1975, in Italian with English subtitles


114 minutes




Salò, or the 120 Days of Sodom

Salò o le 120 giornate di Sodoma

Introduced by professor Alessandro Carrera, director of Italian Studies, University of Houston

The screening is followed by a panel discussion about the seizure of the print of "Salò" from Houston's River Oaks Theatre in 1982. Participants include former theater manager Maureen McNamara, activist Ray Hill, lawyer Glen Gabbard, scholar Garth Jowett, and professor Alessandro Carrera. Moderator: Jay Heuman, public programs coordinator.

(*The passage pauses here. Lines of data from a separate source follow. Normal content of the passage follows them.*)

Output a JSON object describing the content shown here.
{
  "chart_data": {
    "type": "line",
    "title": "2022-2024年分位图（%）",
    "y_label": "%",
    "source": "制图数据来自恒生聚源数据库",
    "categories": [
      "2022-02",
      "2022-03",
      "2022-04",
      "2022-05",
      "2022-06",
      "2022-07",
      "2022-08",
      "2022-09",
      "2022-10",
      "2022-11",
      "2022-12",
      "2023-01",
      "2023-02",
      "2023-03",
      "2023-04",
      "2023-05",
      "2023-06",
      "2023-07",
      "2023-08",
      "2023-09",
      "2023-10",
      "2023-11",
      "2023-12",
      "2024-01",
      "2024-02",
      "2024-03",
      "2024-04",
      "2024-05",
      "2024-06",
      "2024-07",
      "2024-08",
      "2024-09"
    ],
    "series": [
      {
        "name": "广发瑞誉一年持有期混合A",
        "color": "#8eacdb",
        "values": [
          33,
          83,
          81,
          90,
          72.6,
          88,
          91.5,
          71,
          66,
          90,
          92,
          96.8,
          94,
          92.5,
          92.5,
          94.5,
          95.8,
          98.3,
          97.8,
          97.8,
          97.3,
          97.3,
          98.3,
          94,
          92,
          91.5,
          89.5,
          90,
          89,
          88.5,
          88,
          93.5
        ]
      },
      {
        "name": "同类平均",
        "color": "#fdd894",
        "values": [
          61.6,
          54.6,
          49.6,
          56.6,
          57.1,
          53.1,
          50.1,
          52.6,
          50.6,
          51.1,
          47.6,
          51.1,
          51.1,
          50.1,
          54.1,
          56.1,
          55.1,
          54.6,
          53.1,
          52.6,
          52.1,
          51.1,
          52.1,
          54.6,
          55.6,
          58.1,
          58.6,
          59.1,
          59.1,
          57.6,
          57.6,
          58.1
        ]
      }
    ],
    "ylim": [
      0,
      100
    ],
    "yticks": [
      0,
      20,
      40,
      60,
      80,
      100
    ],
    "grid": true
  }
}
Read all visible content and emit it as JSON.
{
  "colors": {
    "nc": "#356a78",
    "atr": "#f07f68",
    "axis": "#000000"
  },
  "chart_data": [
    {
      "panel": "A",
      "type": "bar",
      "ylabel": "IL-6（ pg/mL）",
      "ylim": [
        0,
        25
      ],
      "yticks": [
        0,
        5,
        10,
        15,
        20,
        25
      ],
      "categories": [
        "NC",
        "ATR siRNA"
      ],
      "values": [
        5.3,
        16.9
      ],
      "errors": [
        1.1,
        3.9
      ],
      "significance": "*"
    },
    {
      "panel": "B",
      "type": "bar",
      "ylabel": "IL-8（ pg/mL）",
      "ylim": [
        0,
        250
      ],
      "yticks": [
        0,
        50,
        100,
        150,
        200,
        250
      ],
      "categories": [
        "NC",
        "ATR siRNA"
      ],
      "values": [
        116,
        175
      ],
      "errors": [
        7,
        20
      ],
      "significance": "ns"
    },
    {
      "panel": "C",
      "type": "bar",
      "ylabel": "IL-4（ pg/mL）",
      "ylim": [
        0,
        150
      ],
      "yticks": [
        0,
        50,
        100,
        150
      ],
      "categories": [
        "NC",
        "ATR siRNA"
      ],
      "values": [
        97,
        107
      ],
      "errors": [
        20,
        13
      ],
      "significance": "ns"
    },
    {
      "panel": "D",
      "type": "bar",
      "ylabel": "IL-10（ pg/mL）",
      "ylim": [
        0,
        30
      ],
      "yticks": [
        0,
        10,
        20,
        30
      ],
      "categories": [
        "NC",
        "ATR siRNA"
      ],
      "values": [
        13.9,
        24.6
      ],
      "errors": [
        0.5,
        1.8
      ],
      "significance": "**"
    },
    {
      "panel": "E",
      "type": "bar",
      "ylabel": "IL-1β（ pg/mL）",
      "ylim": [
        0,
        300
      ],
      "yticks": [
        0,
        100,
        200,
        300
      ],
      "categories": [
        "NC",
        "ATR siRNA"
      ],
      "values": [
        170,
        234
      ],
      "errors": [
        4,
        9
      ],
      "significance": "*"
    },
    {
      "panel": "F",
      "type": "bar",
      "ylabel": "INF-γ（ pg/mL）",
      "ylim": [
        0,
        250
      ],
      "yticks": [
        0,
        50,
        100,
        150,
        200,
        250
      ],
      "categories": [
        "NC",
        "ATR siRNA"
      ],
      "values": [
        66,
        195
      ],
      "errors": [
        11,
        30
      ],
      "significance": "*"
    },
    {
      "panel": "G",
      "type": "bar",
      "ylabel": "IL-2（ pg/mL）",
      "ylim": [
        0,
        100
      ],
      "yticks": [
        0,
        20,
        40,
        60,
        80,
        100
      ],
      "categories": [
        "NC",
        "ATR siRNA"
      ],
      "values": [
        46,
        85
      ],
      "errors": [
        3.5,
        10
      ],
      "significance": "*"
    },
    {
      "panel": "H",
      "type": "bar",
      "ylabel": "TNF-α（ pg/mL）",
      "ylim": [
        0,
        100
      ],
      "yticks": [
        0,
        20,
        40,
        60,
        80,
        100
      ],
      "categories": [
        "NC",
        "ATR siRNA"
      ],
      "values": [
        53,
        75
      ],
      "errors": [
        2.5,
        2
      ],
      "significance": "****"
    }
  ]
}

Banned in Italy just a week after director Pier Paolo Pasolini was murdered, Salò gives viewers a sadistic portrait of power at its most extreme. The divisive drama, Pasolini's final film, centers on the sexual rule of fascist libertines during the 1940s. It has been described as both “the most morally reprehensible film ever made” and “the strongest polemic against the infliction of all violence and suffering.” Known more for being censored than for the substance of the film itself, Salò offers an unflinching 20th-century Italian interpretation of Marquis de Sade’s 18th-century novel.

Recommended for adults (19+) only.  This film is unrated and contains graphic and disturbing scenes.